Arti Kata "fungistatik" Menurut KBBI

Arti kata, ejaan, dan contoh penggunaan kata "fungistatik" menurut Kamus Besar Bahasa Indonesia (KBBI).

fungistatik

fu·ngi·sta·tik a Kim bersifat menghambat pertumbuhan cendawan tanpa mematikannya

Bantuan Penjelasan Simbol
a Adjektiva, Merupakan Bentuk Kata Sifat
v Verba, Merupakan Bentuk Kata Kerja
n Merupakan Bentuk Kata benda
ki Merupakan Bentuk Kata kiasan
pron kata yang meliputi kata ganti, kata tunjuk, atau kata tanya
cak Bentuk kata percakapan (tidak baku)
ark Arkais, Bentuk kata yang tidak lazim digunakan
adv Adverbia, kata yang menjelaskan verba, adjektiva, adverbia lain
-- Pengganti kata "fungistatik"

📝 Contoh Penggunaan kata "fungistatik" dalam Kalimat

1.Kalimat dalam laboratorium menggunakan fungistatik untuk mencegah pertumbuhan cendawan pada sampel.
2.Dokter menyarankan penggunaan fungistatik untuk mengobati penyakit kulit yang disebabkan oleh cendawan.
3.Sifat fungistatik dari bahan alami seperti daun temulawak membuatnya populer sebagai obat alami.
4.Dalam kehidupan sehari-hari, fungistatik digunakan untuk membersihkan dan mencegah pertumbuhan jamur di permukaan interior rumah.
5.Ilmuwan sedang melakukan penelitian untuk mengembangkan bahan baru yang lebih efektif sebagai fungistatik untuk mengobati penyakit kulit.

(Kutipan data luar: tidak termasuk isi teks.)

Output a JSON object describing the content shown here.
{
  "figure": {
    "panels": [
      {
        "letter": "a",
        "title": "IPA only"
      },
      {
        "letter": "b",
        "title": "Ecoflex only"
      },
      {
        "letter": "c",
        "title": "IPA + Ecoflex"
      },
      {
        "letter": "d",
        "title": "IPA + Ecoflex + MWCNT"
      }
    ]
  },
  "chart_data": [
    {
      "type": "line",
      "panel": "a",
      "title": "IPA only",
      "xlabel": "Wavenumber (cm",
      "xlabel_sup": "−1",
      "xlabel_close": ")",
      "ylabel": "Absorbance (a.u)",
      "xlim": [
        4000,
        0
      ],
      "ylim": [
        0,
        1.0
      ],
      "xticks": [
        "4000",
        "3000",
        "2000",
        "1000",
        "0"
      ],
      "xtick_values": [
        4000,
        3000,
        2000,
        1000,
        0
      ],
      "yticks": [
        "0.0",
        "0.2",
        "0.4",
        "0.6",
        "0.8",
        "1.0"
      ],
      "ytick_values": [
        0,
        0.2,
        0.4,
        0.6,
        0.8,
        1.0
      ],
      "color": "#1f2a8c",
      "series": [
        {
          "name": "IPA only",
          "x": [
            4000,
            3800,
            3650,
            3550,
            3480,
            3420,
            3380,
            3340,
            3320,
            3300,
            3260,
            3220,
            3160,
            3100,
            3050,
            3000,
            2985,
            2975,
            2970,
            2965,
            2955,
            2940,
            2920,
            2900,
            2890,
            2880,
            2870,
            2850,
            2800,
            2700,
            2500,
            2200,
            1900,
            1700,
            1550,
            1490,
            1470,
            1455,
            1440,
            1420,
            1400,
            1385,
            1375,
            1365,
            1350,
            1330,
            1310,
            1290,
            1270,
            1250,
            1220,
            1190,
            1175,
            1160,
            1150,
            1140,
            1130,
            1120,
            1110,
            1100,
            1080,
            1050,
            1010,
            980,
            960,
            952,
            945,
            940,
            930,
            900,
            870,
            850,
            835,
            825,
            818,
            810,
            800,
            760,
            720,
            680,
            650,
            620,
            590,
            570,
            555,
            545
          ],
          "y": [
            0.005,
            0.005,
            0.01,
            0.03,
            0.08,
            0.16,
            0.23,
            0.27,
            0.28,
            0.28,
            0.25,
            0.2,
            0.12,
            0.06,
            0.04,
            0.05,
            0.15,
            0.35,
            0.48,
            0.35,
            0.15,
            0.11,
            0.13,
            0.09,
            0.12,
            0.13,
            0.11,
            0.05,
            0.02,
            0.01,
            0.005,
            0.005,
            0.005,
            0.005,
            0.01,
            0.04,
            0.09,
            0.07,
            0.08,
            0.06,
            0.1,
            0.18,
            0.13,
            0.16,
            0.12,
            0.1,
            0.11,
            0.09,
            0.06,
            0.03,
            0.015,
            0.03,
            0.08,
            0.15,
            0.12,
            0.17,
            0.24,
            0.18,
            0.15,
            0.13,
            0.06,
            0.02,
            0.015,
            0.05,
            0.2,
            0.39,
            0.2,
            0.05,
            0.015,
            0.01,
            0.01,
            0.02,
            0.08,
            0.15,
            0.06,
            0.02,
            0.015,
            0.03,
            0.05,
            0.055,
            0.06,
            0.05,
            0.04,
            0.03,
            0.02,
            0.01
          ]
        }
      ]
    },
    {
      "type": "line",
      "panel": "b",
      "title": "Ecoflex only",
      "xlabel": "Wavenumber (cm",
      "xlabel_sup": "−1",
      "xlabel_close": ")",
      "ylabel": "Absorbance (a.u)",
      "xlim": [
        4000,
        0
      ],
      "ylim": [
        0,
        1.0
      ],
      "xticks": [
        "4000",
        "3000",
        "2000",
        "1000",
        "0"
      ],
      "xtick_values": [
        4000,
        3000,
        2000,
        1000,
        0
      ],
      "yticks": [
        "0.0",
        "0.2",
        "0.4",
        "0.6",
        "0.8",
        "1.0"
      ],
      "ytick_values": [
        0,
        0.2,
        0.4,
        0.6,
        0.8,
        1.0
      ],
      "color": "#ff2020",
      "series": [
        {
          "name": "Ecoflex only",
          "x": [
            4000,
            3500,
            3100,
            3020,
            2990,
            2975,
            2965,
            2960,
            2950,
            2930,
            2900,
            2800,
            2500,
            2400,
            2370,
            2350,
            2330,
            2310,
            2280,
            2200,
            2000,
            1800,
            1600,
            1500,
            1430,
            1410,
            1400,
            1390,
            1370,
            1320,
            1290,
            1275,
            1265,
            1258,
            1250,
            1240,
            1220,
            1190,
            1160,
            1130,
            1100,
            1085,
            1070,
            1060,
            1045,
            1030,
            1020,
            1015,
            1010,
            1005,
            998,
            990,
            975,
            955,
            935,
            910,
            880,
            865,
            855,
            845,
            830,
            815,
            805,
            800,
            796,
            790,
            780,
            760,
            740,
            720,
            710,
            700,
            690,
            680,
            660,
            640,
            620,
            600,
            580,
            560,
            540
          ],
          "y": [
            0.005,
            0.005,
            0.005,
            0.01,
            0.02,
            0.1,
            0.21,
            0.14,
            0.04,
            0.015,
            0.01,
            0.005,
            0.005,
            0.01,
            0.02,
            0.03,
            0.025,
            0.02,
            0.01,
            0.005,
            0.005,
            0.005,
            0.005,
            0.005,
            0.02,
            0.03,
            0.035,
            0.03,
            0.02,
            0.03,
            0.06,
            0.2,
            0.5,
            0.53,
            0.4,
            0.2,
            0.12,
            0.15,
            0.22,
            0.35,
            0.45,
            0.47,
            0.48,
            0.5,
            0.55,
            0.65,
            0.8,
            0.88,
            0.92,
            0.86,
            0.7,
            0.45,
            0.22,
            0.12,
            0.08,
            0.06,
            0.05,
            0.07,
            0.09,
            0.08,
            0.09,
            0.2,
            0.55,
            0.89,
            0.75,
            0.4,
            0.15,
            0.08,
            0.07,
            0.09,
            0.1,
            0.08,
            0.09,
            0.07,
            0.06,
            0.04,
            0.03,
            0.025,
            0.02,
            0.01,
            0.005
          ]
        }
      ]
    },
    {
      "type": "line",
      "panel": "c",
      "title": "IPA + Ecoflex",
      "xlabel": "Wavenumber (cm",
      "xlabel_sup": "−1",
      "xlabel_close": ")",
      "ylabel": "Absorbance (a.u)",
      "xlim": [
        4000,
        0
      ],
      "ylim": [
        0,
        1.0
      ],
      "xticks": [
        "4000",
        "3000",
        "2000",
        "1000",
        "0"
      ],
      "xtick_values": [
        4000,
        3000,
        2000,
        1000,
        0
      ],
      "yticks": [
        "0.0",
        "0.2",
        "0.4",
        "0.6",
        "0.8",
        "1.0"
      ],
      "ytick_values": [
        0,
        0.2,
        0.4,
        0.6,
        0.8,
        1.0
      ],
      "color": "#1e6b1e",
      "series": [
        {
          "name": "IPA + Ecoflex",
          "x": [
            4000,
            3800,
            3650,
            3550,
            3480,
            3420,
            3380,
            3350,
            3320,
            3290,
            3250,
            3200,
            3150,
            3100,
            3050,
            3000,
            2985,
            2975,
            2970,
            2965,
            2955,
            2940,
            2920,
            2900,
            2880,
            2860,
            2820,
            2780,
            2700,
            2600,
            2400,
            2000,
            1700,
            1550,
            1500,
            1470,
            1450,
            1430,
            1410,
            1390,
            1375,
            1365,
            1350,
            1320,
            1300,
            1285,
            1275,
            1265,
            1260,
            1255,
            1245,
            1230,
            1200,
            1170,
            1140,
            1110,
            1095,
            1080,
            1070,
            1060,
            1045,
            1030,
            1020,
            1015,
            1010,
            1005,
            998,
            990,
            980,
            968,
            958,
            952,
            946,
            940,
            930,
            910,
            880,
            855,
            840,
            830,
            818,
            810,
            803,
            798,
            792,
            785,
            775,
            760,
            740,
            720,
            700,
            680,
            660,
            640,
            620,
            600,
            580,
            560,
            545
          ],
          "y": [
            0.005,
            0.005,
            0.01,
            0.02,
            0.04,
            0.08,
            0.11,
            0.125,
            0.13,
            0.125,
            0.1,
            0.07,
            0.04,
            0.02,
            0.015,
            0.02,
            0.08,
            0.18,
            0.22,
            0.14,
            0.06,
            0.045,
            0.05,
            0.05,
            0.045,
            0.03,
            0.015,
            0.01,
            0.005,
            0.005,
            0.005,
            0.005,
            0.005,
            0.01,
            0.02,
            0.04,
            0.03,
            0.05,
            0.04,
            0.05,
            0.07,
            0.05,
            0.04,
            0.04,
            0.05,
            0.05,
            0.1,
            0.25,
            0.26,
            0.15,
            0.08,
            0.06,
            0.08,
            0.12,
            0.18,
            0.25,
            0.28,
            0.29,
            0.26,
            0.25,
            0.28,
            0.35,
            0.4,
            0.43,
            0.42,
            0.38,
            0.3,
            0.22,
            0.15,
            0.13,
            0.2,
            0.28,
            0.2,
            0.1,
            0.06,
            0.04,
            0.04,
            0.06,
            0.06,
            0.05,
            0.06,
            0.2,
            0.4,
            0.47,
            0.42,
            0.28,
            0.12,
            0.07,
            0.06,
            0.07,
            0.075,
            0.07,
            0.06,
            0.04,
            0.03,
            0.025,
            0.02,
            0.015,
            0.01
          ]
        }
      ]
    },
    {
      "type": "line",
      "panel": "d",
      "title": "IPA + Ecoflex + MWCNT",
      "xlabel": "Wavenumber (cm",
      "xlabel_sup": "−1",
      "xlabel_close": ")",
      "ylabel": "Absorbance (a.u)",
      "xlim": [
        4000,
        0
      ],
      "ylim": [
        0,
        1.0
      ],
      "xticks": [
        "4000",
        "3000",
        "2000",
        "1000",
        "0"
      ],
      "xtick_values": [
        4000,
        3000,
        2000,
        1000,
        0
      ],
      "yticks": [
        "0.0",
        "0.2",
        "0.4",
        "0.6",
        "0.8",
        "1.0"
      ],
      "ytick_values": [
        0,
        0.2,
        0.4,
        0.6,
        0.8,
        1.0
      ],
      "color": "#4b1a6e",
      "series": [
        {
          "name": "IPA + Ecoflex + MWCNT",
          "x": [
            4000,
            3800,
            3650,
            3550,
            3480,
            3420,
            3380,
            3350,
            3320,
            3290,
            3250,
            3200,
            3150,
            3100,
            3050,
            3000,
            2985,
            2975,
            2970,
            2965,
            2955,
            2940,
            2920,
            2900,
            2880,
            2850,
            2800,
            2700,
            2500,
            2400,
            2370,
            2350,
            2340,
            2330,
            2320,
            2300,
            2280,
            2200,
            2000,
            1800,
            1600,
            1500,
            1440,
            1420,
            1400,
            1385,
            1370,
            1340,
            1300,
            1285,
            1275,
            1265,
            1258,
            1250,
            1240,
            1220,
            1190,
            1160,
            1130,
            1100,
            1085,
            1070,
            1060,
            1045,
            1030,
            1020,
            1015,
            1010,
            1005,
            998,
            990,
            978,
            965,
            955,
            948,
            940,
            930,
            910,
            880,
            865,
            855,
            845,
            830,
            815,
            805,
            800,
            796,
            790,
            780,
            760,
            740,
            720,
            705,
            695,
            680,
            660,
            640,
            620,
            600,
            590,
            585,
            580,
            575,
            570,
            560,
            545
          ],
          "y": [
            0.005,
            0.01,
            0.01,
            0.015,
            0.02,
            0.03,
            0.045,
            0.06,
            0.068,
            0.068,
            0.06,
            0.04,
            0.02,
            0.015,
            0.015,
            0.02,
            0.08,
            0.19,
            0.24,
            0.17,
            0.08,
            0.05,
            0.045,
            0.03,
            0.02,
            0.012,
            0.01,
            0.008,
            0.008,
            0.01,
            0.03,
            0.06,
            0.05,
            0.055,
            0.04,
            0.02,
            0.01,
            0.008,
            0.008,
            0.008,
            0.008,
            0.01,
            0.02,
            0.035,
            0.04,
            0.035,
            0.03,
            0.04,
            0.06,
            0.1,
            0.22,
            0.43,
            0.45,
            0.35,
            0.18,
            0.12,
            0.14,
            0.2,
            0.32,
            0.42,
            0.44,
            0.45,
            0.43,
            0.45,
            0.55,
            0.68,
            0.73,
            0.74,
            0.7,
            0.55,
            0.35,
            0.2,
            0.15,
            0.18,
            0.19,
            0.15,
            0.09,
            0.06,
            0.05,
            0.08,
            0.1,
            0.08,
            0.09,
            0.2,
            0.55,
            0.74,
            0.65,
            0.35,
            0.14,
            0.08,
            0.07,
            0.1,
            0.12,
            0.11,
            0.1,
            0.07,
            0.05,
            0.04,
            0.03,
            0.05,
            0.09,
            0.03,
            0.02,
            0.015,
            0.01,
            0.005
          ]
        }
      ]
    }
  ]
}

📚 Artikel terkait kata "fungistatik"

Mengenal Kata 'fungistatik' - Inspirasi dan Motivasi

Mengenal Kata "Fungistatik" - Inspirasi dan Motivasi

Kata "fungistatik" mungkin asing bagi sebagian orang, tetapi maknanya sangat relevan dalam kehidupan sehari-hari. Fungistatik berasal dari bahasa Inggris, yang terdiri dari dua kata: "fungi" (cendawan) dan "static" (tetap atau stabil). Dalam arti resmi, fungistatik berarti menghambat pertumbuhan cendawan tanpa mematikannya. Fungistatik memiliki konteks historis yang menarik. Ilmuwan telah menemukan bahwa beberapa bahan alami dapat memiliki sifat fungistatik, seperti minyak kayu putih dan tembaga. Mereka dapat digunakan sebagai pewarna alami atau sebagai agen penghambat pertumbuhan cendawan. Dalam kehidupan sehari-hari, fungistatik sangat penting dalam pengobatan dan pengawetan makanan. Contoh penggunaan kata fungistatik dalam kalimat yang alami adalah: "Saya menggunakan minyak kayu putih sebagai fungistatik alami untuk mencegah pertumbuhan cendawan pada sayuran di rumah." "Produk sabun cair yang saya gunakan memiliki sifat fungistatik yang dapat menghambat pertumbuhan cendawan di kulit." Dalam kehidupan sehari-hari, fungistatik sangat relevan dalam pengobatan dan pengawetan makanan. Banyak orang menggunakan bahan alami dengan sifat fungistatik untuk mencegah pertumbuhan cendawan pada sayuran dan buah-buahan. Dengan demikian, mereka dapat memastikan keamanan dan keasaman makanan yang mereka konsumsi.